Further validation was conducted on a dynamometer test bench to explore higher speed conditions. For the web thickening scheme, the resonance peak shifted to 9,920 rpm, corresponding to a frequency of 4,298.7 Hz, which aligns with the simulated modal frequency. The dynamic transmission error under various torque conditions was also analyzed, as summarized in the following table:
| Torque (N·m) | Original Design TE (μm) | Web Thinning TE (μm) | Web Thickening TE (μm) |
|---|---|---|---|
| 110 | 0.102 | 0.101 | 0.103 |
| 140 | 0.115 | 0.114 | 0.116 |
| 165 | 0.125 | 0.124 | 0.126 |
The minimal variation in TE values across designs confirms that the whine reduction was primarily due to the avoidance of resonance rather than changes in static transmission error. This insight is vital for optimizing electric vehicle powertrains, where dynamic effects often dominate NVH behavior.
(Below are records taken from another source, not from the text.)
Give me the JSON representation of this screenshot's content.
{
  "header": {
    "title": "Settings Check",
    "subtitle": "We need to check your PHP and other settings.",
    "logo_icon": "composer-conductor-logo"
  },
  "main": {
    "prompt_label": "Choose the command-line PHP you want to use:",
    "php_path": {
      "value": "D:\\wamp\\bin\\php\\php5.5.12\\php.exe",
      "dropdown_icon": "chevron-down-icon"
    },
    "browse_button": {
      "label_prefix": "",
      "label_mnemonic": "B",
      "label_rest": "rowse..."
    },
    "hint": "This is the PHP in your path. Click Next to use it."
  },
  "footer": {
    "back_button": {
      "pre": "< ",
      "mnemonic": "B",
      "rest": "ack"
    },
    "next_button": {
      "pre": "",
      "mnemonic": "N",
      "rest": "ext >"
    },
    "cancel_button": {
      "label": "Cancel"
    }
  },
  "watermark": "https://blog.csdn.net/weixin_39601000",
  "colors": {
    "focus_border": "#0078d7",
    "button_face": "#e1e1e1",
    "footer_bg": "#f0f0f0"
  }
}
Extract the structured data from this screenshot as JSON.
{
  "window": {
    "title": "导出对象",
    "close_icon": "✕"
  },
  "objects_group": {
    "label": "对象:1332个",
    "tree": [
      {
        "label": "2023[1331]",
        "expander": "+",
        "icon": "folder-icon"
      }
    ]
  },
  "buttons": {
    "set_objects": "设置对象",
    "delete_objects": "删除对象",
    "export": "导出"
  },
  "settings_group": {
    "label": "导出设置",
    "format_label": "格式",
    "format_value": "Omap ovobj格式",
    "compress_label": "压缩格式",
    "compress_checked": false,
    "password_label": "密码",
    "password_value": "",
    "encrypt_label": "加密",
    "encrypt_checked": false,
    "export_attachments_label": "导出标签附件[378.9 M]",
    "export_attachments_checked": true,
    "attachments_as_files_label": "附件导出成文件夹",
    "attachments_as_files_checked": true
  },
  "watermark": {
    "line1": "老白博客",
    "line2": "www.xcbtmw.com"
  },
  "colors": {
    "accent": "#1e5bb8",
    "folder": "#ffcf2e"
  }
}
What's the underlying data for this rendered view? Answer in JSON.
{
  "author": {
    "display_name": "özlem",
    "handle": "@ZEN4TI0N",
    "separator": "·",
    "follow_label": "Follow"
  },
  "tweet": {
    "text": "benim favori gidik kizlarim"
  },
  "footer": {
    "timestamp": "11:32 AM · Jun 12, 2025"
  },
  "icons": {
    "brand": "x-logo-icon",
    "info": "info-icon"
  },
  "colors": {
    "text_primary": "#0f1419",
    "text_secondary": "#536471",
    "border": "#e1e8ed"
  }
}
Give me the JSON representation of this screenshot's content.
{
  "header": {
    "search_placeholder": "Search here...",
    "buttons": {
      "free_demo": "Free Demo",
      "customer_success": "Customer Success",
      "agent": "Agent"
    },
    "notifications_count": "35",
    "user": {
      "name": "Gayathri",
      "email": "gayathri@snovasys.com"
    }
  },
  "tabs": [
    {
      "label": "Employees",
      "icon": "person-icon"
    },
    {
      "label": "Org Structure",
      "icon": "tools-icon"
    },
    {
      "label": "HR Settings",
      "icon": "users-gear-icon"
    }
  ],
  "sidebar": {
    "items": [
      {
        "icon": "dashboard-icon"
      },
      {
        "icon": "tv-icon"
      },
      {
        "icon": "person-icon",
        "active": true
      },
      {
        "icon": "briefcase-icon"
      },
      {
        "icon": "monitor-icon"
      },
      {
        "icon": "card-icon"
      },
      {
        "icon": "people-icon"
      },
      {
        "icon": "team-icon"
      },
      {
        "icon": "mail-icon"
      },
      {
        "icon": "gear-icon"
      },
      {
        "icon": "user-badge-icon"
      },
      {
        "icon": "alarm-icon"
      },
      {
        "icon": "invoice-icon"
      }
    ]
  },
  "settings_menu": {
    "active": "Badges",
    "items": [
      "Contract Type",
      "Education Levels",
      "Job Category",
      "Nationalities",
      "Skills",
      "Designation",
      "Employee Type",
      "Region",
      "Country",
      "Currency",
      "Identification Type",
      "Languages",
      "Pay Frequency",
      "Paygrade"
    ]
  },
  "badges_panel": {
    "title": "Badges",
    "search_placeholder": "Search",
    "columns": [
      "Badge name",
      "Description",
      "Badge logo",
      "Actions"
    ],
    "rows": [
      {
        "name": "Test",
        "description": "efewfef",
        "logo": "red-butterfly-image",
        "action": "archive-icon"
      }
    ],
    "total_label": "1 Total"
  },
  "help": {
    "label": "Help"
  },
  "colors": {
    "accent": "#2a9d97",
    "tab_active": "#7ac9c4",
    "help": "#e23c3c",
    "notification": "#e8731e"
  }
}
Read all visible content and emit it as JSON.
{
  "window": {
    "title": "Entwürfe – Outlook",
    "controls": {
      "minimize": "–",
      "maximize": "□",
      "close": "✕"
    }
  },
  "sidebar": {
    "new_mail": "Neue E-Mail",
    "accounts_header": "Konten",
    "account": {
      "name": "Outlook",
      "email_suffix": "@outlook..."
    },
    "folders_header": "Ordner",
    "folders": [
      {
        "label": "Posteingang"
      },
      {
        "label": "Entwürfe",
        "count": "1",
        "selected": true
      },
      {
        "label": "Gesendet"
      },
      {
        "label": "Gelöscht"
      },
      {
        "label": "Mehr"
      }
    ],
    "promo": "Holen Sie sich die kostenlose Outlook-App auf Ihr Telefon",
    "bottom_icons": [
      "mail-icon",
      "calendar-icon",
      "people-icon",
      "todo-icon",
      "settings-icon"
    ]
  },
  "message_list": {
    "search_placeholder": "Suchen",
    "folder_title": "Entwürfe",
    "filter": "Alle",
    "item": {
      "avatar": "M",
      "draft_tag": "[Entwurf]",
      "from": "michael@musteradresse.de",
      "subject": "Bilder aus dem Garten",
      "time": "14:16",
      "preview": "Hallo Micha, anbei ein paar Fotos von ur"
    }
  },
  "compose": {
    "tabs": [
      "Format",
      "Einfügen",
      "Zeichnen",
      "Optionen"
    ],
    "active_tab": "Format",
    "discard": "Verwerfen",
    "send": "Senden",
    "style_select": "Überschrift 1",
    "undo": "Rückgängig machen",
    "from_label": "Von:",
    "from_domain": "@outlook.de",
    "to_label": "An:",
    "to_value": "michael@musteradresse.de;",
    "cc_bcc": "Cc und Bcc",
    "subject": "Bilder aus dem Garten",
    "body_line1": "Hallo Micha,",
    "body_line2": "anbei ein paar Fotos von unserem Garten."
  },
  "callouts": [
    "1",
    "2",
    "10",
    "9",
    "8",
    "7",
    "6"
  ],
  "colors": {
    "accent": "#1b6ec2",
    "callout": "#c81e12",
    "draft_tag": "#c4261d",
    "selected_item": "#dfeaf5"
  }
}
In conclusion, our study demonstrates that gear whine in electric vehicle reducers can stem from resonance between meshing frequency and structural modes, particularly radial distortion of gears. By employing comprehensive simulation and testing, we identified the root cause and validated optimization strategies that shift modal frequencies. The web thickening design proved effective in eliminating the whine, highlighting the value of modal analysis in the development of quiet and efficient electric vehicles. As the China EV market continues to grow, such methodologies will be essential for meeting stringent NVH standards and enhancing consumer satisfaction. Future work could explore advanced materials and control strategies to further refine gear dynamics in high-performance electric vehicle applications.